The Homestead Blog

Creating advocates for history through the stories of greater Los Angeles.

Through the Viewfinder: Seventh Street West from Broadway, ca. late 1920s

by Paul R. Spitzzeri

This installment of “Through the Viewfinder” takes us to one of the busiest sections of a bustling and widely expanding downtown Los Angeles in a photo from the Homestead collection dating to about the late 1920s.

The view appears to be from the rooftop of the Bullock’s Department Store building at the northeast corner of Seventh and Broadway looking west.  Across from Bullock’s on the southeastern corner of that intersection are the Spreckels and Sun buildings, both of which stand today (the latter is now known as the Great Western).

The two-story building on the southwest corner of Broadway and Seventh helps date the photo, because the structure was razed and became, in 1929, the home of the Foreman and Clark Building, which sold this past spring for over $50 million.  Beyond that, where the Wetherby-Kayser Shoe Company sign is, is a 1917 three-story structure that has survived, as has the six-story building at the southeast corner of Seventh and Olive that was recently the “L.A. Jewelry Mart” but used to be the home of the “Ville de Paris” department store

This section, in fact, has long been part of the Jewelry District in downtown, but, as this July 2016 article from the Los Angeles Times notes, times are changing for the jewelers who have plied their trade in the area for quite some time.

Also on the left of the photo is the Brockman Building, constructed in 1912, and then housing the “New York Store”, opened five years later by J.J. Haggarty and which occupied the first floor on the Seventh side and four stories on the Grand Avenue frontage.

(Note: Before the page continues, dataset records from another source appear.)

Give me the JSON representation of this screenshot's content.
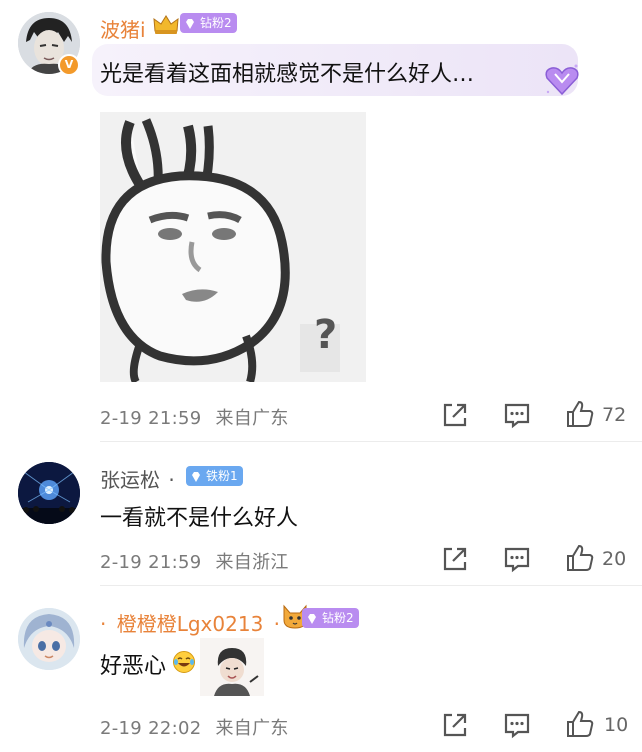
{
  "comments": [
    {
      "username": "波猪i",
      "fan_badge": "钻粉2",
      "text": "光是看着这面相就感觉不是什么好人…",
      "date": "2-19 21:59",
      "location": "来自广东",
      "likes": "72",
      "has_image": true,
      "sticker_caption": "?"
    },
    {
      "username": "张运松",
      "username_suffix": "·",
      "fan_badge": "铁粉1",
      "text": "一看就不是什么好人",
      "date": "2-19 21:59",
      "location": "来自浙江",
      "likes": "20"
    },
    {
      "username_prefix": "·",
      "username": "橙橙橙Lgx0213",
      "username_suffix": "·",
      "fan_badge": "钻粉2",
      "text": "好恶心",
      "date": "2-19 22:02",
      "location": "来自广东",
      "likes": "10"
    }
  ],
  "colors": {
    "orange_name": "#e8833a",
    "diamond_badge": "#b98cf0",
    "iron_badge": "#6aa8f0",
    "meta_gray": "#7a7a7a"
  }
}
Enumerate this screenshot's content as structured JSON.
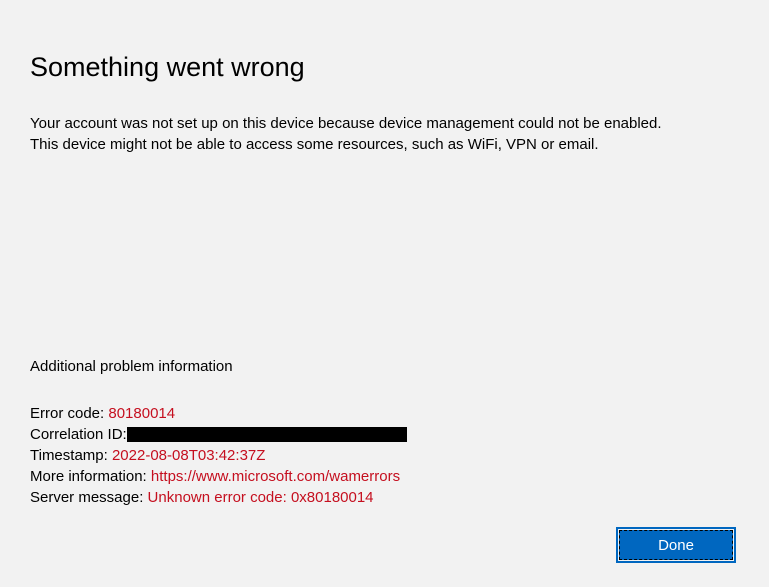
{
  "title": "Something went wrong",
  "description": "Your account was not set up on this device because device management could not be enabled. This device might not be able to access some resources, such as WiFi, VPN or email.",
  "additional": {
    "heading": "Additional problem information",
    "error_code_label": "Error code: ",
    "error_code_value": "80180014",
    "correlation_label": "Correlation ID:",
    "timestamp_label": "Timestamp: ",
    "timestamp_value": "2022-08-08T03:42:37Z",
    "more_info_label": "More information: ",
    "more_info_link": "https://www.microsoft.com/wamerrors",
    "server_msg_label": "Server message: ",
    "server_msg_value": "Unknown error code: 0x80180014"
  },
  "done_button": "Done"
}
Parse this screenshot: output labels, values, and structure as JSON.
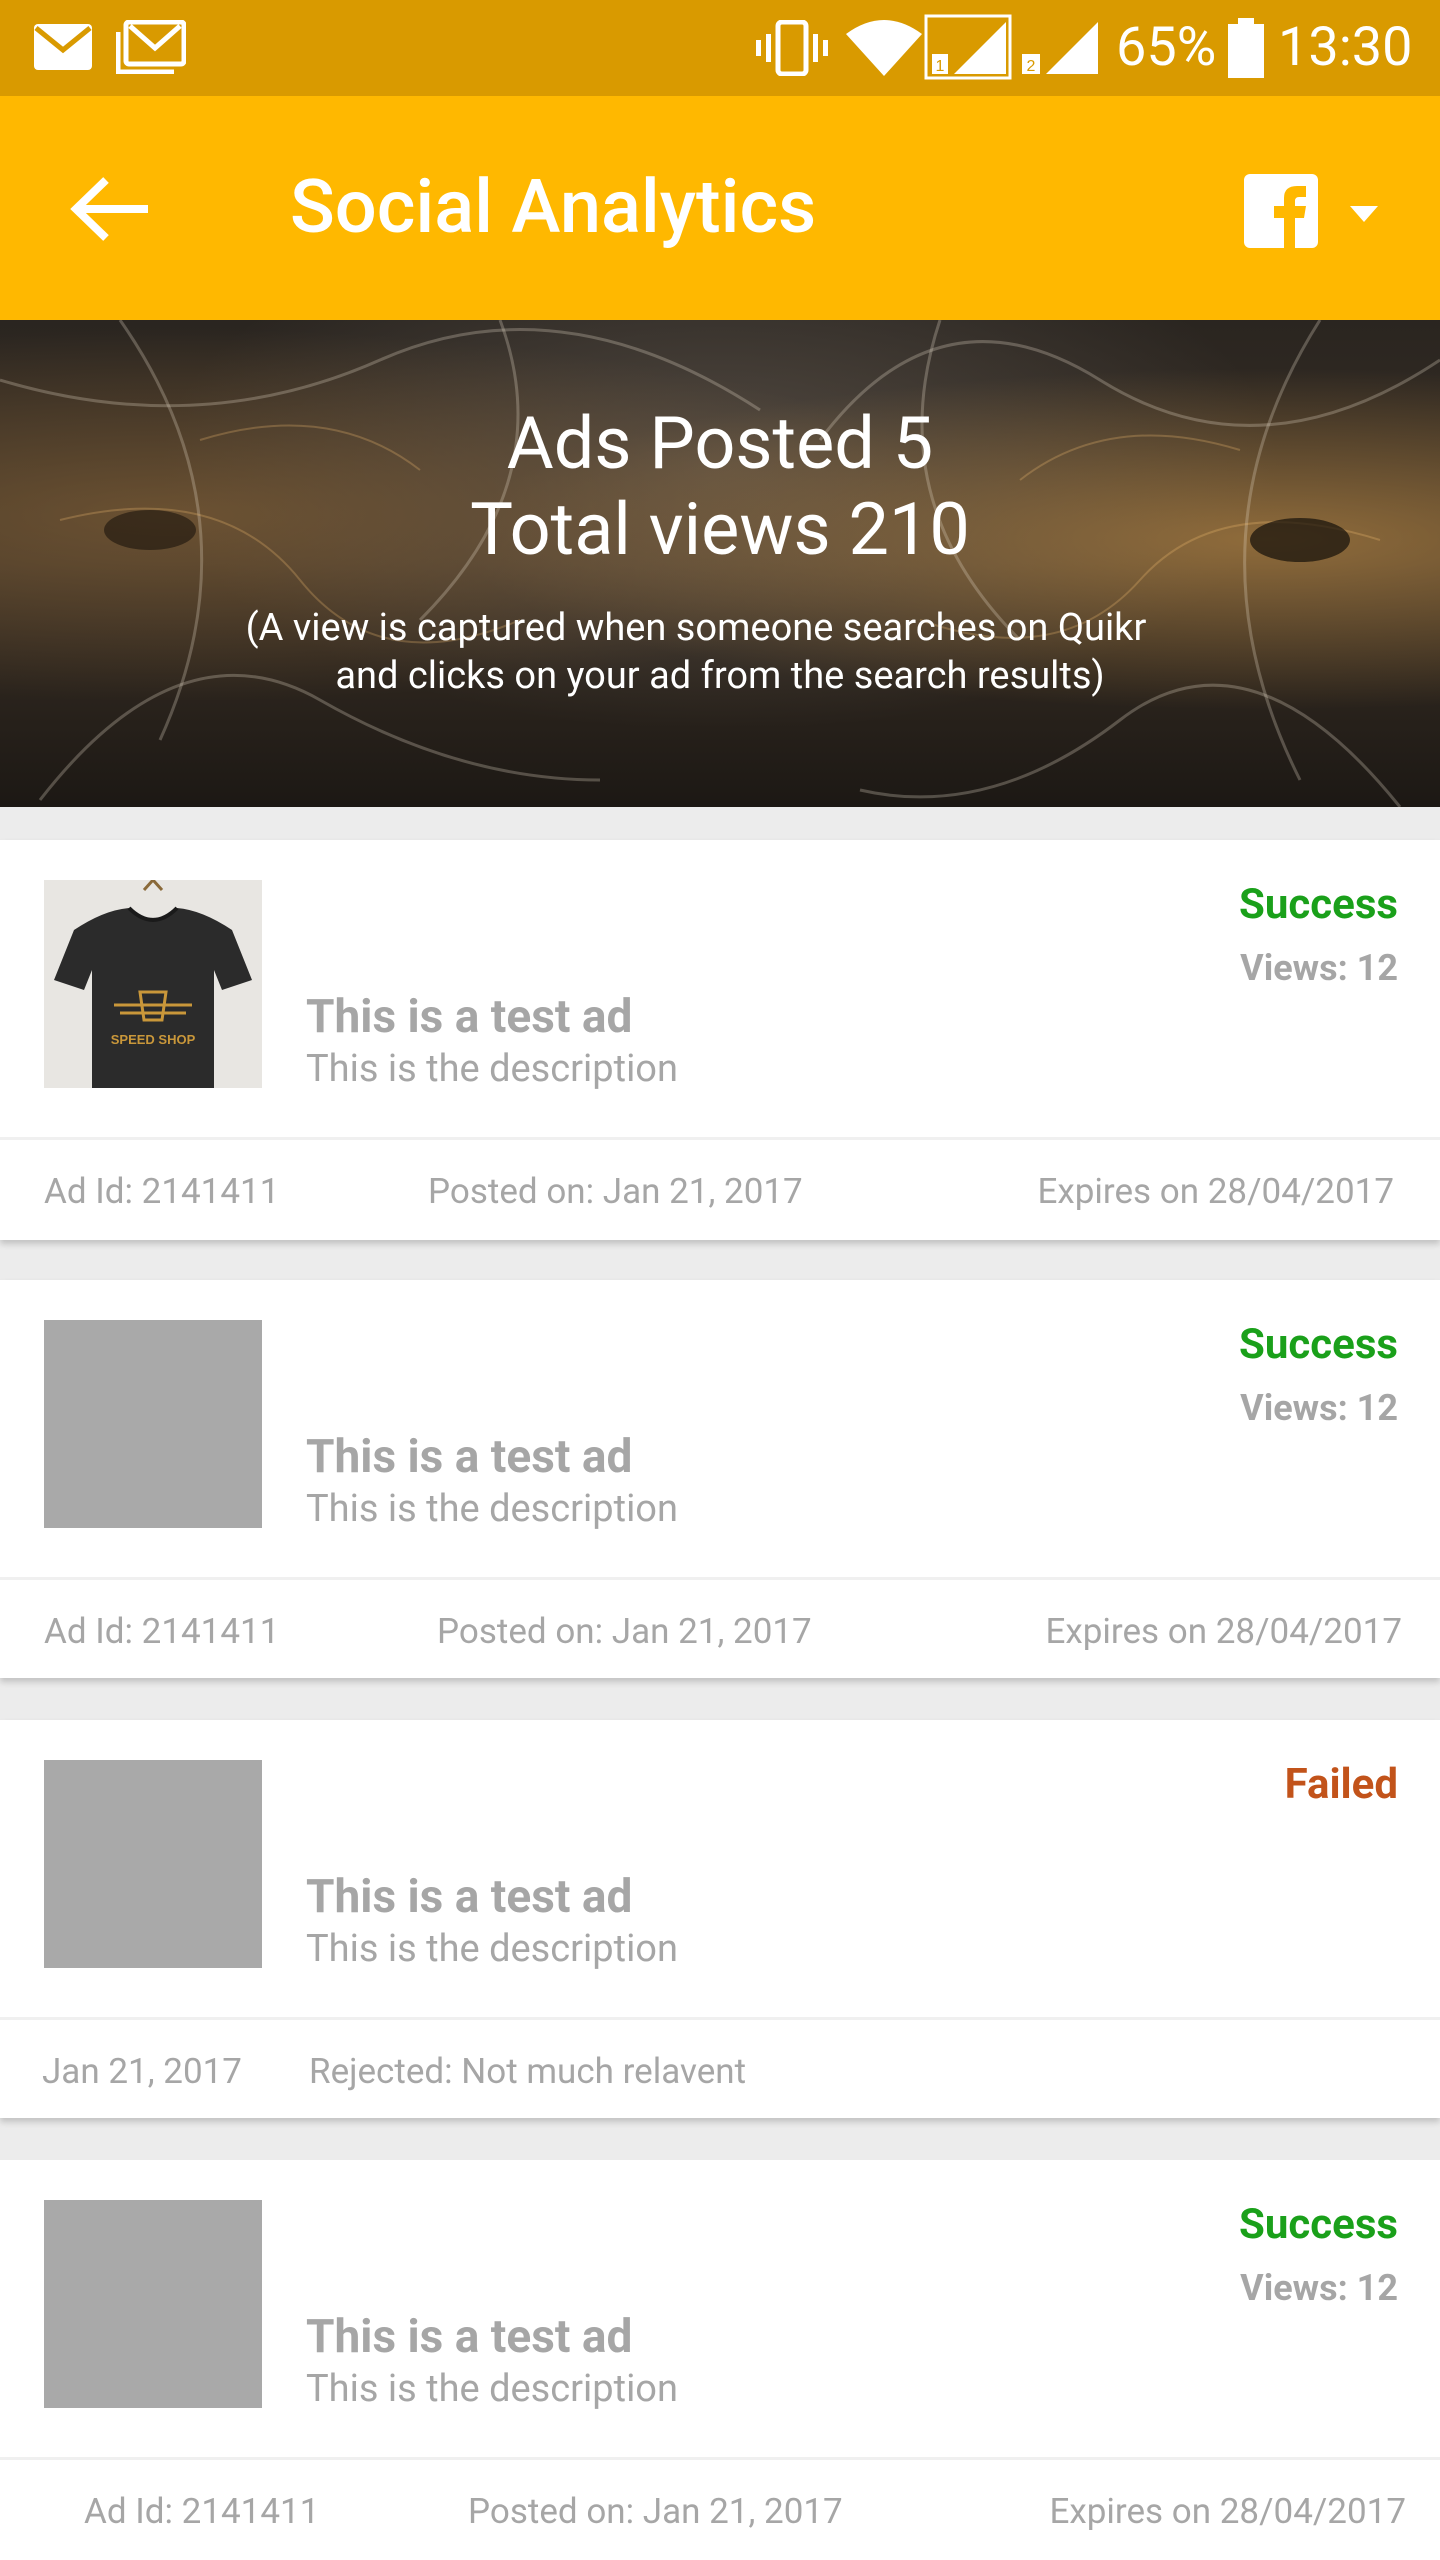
{
  "status_bar": {
    "icons": [
      "email-icon",
      "gmail-icon",
      "vibrate-icon",
      "wifi-icon",
      "signal-sim1-icon",
      "signal-sim2-icon",
      "battery-icon"
    ],
    "battery": "65%",
    "time": "13:30"
  },
  "app_bar": {
    "title": "Social Analytics",
    "back_icon": "arrow-back-icon",
    "account_icon": "facebook-icon",
    "dropdown_icon": "caret-down-icon",
    "color": "#ffb800"
  },
  "hero": {
    "ads_posted": "Ads Posted 5",
    "total_views": "Total views 210",
    "note_line1": "(A view is captured when someone searches on Quikr",
    "note_line2": "and clicks on your ad from the search results)"
  },
  "ads": [
    {
      "thumb": "tshirt",
      "title": "This is a test ad",
      "description": "This is the description",
      "status": "Success",
      "views": "Views: 12",
      "meta": [
        "Ad Id: 2141411",
        "Posted on: Jan 21, 2017",
        "Expires on 28/04/2017"
      ]
    },
    {
      "thumb": "placeholder",
      "title": "This is a test ad",
      "description": "This is the description",
      "status": "Success",
      "views": "Views: 12",
      "meta": [
        "Ad Id: 2141411",
        "Posted on: Jan 21, 2017",
        "Expires on 28/04/2017"
      ]
    },
    {
      "thumb": "placeholder",
      "title": "This is a test ad",
      "description": "This is the description",
      "status": "Failed",
      "views": "",
      "meta": [
        "Jan 21, 2017",
        "Rejected: Not much relavent"
      ]
    },
    {
      "thumb": "placeholder",
      "title": "This is a test ad",
      "description": "This is the description",
      "status": "Success",
      "views": "Views: 12",
      "meta": [
        "Ad Id: 2141411",
        "Posted on: Jan 21, 2017",
        "Expires on 28/04/2017"
      ]
    }
  ],
  "tshirt_print": "SPEED SHOP",
  "colors": {
    "success": "#1aa01a",
    "failed": "#c2531a",
    "muted_text": "#a6a6a6",
    "status_bar": "#d99a00"
  }
}
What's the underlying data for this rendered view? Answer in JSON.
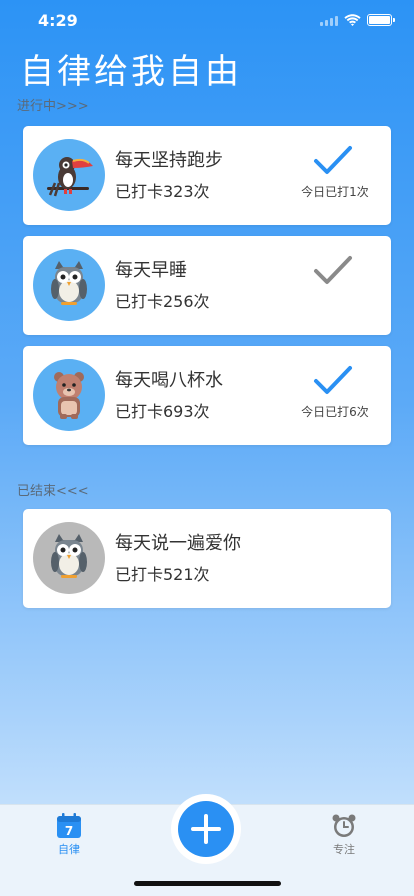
{
  "status": {
    "time": "4:29"
  },
  "app_title": "自律给我自由",
  "sections": {
    "active": "进行中>>>",
    "ended": "已结束<<<"
  },
  "active_habits": [
    {
      "title": "每天坚持跑步",
      "count": "已打卡323次",
      "today": "今日已打1次",
      "avatar": "toucan-icon",
      "checked_today": true
    },
    {
      "title": "每天早睡",
      "count": "已打卡256次",
      "today": "",
      "avatar": "owl-icon",
      "checked_today": false
    },
    {
      "title": "每天喝八杯水",
      "count": "已打卡693次",
      "today": "今日已打6次",
      "avatar": "bear-icon",
      "checked_today": true
    }
  ],
  "ended_habits": [
    {
      "title": "每天说一遍爱你",
      "count": "已打卡521次",
      "avatar": "owl-icon"
    }
  ],
  "tabs": [
    {
      "label": "自律",
      "icon": "calendar-icon",
      "icon_text": "7",
      "active": true
    },
    {
      "label": "专注",
      "icon": "alarm-clock-icon",
      "active": false
    }
  ],
  "colors": {
    "accent": "#2a90f3",
    "check_active": "#2a90f3",
    "check_inactive": "#8a8a8a",
    "tab_inactive": "#7a7a7a"
  }
}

seventh-near-hill-la-1920s

This Homestead collection photo from the late 1920s shows Seventh Street west from the Bullock’s department store building at Broadway taking in many structures that still stand, as well as a bustling commercial and shopping area filled with pedestrians, automobiles, and streetcars.

On the right, behind the American flag, is the distinctive dome atop the Pantages Theater, built at the northwest corner of Seventh and Hill in 1920.  There is a remarkable story about how Alexander Pantages, the impresario who built the theater was offered $8 million in early 1929 by Joseph P. Kennedy, patriarch of the Boston-area clan that spawned President John F. Kennedy and brothers Robert and Edward (Ted), and was rebuffed.

It was said Kennedy hired a young woman from Orange County to accuse Panrages of rape and a lurid and sensational criminal trial followed, upon which Pantages was acquitted (though he was involved in another sex scandal a couple of years later).  But, he wound up selling the structure to Kennedy and his recently acquired RKO Pictures.  The theater, however, was soon turned over to Warner Brothers and later was a church.  More recently, it has also been part of the Jewelry District.

Finally, there is the Los Angeles Athletic Club, an old institution dating back to 1880 and featuring many local power brokers as members, from Harrison Gray Otis and his son-in-law Harry Chandler of the Times to oil tycoons Edward Doheny and Charles Canfield to transportation magnates Henry Huntington, Eli Clark and Moses Sherman and many more.  The club moved into its Seventh Street digs in 1912 and the building not only houses the institution, but in recent years was renovated to include a boutique hotel to boot.

As for other elements of the image, note the steady flow of pedestrians, the automobiles and the several streetcars plying Seventh Street, which was then the major shopping district of Los Angeles.  Today, as its jewelry focus has been receding, the area is becoming a residential and commercial zone, with the Brockman Building being one example of the conversion of former offices to lofts, while ground floor spaces are turned into restaurants and other retail spaces.

As downtown Los Angeles is redefined and remade, the signs of activity that marked this late Twenties photo are returning in different ways.  It sure would be interesting to get a “Then and Now” comparison if someone was able to get a photo of the same view today!